I use the card to pay for co-pays, prescriptions, and various medical things (Motrin, saline, thermometers, etc). If I ever pay for something out of pocket, I just have to fill out a form to get my money back from the benefits card people.
It's handy I suppose.
What Starr said.
This year we have a debit card - but previous years we submitted receipts. We get reimbursed for over-the-counter stuff too, like Tylenol.
You would have a flex account in addition to regular health insurance...maybe you already knew that though. We have the kind that we have to be reimbursed for. It is a little annoying, but not bad. I agree with the part about lowering your taxable income!
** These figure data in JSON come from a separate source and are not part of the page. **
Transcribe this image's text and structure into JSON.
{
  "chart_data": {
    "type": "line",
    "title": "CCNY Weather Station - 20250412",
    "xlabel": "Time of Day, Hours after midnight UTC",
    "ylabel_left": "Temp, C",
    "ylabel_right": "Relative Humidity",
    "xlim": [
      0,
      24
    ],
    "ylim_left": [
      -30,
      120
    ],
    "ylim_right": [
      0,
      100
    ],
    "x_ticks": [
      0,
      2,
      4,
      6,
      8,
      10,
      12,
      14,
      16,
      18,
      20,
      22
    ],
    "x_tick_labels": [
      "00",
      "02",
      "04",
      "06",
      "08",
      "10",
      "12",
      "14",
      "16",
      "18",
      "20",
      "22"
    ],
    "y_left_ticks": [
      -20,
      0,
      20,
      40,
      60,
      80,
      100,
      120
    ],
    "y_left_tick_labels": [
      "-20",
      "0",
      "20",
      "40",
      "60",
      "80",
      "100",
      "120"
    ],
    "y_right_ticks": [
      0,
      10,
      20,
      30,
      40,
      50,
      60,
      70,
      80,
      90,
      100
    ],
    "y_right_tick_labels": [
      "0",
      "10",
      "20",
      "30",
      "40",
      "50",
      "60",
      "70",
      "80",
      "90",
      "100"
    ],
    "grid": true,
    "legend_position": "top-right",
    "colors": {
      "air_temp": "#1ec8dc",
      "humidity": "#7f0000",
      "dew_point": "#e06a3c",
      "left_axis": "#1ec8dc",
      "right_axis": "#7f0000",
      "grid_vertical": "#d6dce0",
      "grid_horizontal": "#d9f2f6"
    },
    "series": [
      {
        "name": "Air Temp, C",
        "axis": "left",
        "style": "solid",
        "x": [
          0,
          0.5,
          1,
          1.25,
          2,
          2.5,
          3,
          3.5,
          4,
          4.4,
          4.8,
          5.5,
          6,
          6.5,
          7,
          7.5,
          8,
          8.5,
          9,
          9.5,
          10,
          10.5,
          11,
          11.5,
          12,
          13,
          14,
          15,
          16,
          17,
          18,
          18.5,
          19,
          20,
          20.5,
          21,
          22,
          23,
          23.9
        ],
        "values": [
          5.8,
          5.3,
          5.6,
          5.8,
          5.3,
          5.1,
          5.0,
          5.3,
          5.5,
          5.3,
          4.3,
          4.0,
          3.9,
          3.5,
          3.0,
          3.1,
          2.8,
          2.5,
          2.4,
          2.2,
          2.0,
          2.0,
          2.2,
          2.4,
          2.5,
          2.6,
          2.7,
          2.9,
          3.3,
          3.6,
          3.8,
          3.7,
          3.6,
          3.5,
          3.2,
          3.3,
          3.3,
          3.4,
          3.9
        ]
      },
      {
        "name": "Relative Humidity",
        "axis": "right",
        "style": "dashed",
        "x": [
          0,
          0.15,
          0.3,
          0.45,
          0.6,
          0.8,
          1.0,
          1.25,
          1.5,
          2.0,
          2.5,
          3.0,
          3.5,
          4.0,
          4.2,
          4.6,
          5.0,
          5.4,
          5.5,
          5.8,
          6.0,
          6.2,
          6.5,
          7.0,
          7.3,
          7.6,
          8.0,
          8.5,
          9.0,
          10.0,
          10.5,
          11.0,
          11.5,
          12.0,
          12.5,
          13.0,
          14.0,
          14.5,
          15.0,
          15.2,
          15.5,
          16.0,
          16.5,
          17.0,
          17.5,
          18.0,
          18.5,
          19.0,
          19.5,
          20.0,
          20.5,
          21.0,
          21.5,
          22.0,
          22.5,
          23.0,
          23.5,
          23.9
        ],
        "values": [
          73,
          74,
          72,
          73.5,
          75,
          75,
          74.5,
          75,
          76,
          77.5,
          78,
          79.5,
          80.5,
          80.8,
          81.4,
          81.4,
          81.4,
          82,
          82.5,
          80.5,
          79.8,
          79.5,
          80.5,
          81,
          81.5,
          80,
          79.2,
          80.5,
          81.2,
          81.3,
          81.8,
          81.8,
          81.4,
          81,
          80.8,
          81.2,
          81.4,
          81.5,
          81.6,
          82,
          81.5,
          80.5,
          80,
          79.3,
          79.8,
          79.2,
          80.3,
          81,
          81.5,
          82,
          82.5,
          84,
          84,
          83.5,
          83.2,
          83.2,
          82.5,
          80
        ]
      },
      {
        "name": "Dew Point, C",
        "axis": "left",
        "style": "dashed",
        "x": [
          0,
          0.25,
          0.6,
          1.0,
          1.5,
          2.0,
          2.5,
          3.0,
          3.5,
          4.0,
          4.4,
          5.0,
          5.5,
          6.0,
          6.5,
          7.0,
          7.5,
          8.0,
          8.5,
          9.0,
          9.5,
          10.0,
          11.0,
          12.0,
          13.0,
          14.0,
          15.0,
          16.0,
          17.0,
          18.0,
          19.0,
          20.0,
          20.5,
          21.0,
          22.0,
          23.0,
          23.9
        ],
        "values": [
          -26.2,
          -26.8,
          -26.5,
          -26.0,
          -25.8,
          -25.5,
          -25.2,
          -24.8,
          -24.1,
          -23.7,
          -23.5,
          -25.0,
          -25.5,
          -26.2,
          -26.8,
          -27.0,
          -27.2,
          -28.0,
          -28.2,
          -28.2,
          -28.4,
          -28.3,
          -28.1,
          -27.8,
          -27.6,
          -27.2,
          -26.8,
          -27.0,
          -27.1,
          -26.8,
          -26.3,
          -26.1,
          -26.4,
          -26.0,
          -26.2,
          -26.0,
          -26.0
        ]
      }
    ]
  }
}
It's a good thing.
I recommend making a list of things you KNOW you will spend money on...contacts, dentist visits, co-pays, monthly prescriptions, etc. Add them all up and take out maybe a little more than that in your flex account. The money you set aside can also be used for over the counter medicines, just save your receipts. If you figure out exactly what you spend in a year on those things you won't have to worry about taking out more than you need and losing some of your money.
I never thought about using my FSA card for contact lens solution! DUH!!
We have a healthcare flexible spending account. I stipulate the amount we want to contribute based on our known medical expenses. Since it's pretty stable from year to year, I have a pretty good idea of what to contribute. Besides, there is a grace period--you can still make claims for the first 90 days of the next period. (I could submit bills from Jan-March of 2009 for our 2008 contribution.) If you don't think you will use all your contributions, you can stock up on cold medicine at the end of the year, or buy a vaporizer or any of a number of things you could do to make sure you use all the money. If nothing else, if you have money to spend in December, make appointments to get your eyes checked, a mole checked or anything else you had been putting off for a while.
The money we pay out of pocket for medical expenses is paid for with pre-tax dollars. Essentially, we give ourselves a 25% discount on medical expenses because we do not have to pay 25% in taxes for that money.
It's beneficial because the money is not taxed. If you have certain medical expenses that are fairly consistent every year, or if you have ones that you can plan for, you figure out how much you want to put in your flex account for that year, and most likely you will use it all. It just takes a little planning, and you can save a lot that way.
Just an FYI, that's not a qualifying expense. The purchase has to be for you, your spouse or your dependent. You better hope you don't get audited.